Recent movies from Batman Begins and Robots (both 2005) to The Princess and the Frog (2009) and Alice in Wonderland (2010) dramatize the lifelong impact of loving paternal encouragement, even if (as in each of these films but Robots) the child loses his or her father to tragedy. Again, the tragic absence of fathers in The Spiderwick Chronicles (2008) and Where the Wild Things Are (2009), as with Up and E.T., plaintively highlights the defining importance of the father for both good and ill.

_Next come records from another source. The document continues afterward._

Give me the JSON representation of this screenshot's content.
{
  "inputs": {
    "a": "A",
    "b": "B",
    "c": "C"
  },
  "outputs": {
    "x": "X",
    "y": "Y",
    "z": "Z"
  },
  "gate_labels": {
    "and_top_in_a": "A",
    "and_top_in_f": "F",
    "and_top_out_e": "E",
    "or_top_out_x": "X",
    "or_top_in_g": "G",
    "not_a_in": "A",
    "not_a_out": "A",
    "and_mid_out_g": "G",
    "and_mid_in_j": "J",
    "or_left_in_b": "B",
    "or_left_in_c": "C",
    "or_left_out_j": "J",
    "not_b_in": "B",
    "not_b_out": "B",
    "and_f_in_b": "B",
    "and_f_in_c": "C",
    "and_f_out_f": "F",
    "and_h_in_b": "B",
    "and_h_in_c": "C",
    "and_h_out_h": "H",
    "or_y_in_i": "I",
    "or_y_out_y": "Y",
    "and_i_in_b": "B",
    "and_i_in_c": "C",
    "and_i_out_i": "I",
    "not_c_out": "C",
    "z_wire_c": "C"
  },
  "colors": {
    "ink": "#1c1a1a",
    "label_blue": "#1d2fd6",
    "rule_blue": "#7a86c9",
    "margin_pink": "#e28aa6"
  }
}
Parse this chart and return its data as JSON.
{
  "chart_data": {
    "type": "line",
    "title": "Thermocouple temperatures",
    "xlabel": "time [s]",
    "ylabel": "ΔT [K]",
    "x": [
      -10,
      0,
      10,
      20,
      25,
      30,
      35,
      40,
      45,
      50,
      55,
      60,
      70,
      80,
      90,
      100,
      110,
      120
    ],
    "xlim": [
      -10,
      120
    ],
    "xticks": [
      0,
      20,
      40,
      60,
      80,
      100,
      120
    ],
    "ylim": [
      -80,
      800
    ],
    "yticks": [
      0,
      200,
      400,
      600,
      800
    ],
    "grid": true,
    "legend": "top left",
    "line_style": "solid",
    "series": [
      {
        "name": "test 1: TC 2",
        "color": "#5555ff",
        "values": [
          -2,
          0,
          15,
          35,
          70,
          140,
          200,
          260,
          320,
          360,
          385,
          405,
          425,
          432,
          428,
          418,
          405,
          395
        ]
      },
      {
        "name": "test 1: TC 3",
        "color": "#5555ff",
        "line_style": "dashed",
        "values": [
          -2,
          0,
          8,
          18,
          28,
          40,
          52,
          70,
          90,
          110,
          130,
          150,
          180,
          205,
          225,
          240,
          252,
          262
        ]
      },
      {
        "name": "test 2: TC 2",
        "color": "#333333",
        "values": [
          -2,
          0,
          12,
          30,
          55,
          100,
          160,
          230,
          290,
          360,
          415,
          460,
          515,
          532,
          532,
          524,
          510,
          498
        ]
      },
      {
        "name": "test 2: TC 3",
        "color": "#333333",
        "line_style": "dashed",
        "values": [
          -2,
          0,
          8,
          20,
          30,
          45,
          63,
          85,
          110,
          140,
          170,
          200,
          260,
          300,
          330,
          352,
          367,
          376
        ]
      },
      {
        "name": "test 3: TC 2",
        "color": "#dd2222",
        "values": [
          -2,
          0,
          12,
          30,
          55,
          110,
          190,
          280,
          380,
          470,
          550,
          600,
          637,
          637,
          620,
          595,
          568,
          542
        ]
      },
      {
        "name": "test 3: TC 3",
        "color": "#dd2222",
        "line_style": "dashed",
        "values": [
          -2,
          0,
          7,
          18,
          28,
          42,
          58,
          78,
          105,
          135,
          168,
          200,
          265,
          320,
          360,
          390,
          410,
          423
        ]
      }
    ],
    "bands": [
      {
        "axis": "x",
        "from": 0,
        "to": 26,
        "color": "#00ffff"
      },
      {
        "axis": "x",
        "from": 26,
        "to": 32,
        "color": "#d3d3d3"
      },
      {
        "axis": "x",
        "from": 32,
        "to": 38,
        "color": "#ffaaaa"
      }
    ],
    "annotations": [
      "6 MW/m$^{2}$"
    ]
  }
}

There is still a sense that a father is meant to be a hero. In films like Spy Kids (2000) and The Incredibles he is literally a superhero, albeit not without flaws, and not meant to go it alone. Domestic conflict is an ever-present pitfall, but when the heroic father and mother stand united, together with their children, they become an irresistible force and an immovable object.
For more vulnerable fathers, heroism is an underdog struggle to care for their families amid hardship, as per Cinderella Man (2005), Charlie and the Chocolate Factory (2005), The Pursuit of Happyness (2006), Kit Kittredge: An American Girl (2008), The Road (2009), and The Princess and the Frog.
Other movies in recent Hollywood history with sympathetic father figures include The Emperor’s New Groove (2000), Because of Winn-Dixie (2005) and even the Twilight saga (despite divorce). Even silly, comic father figures, a family film staple, are usually at least loving and lovable, and often exemplify positive virtues of one sort or another. Examples can be found in Stuart Little (1999) and especially Stuart Little 2 (2002), Holes (2003), Kung Fu Panda (2008) and (once again) The Princess and the Frog.
Then there are the crude comedies, like Knocked Up and Juno, that depict immature young men struggling to come to terms with the responsibility of having fathered a child. (At this writing it’s anyone’s guess where this fall’s Due Date, starring Robert Downey, Jr. as an expectant father on a cross-country road trip trying to arrive in time for his child’s birth, will go with its premise. Are the parents married? Will they be?)
Hollywood’s ambivalence about fatherhood is deeply entrenched. Ambivalence, though, is not mere hostility. Often it is rooted in a real awareness of the irreplaceable importance of fatherhood, and in melancholy or anger over paternal failure in a fallen, broken world. Ambivalence includes love and hope for worthy fathers as well as frustration and resentment over the unworthy ones. Even when Hollywood’s fathers let us down, there is often, behind the disappointment, a longing to believe in fatherhood, a yearning for a father who will not let us down.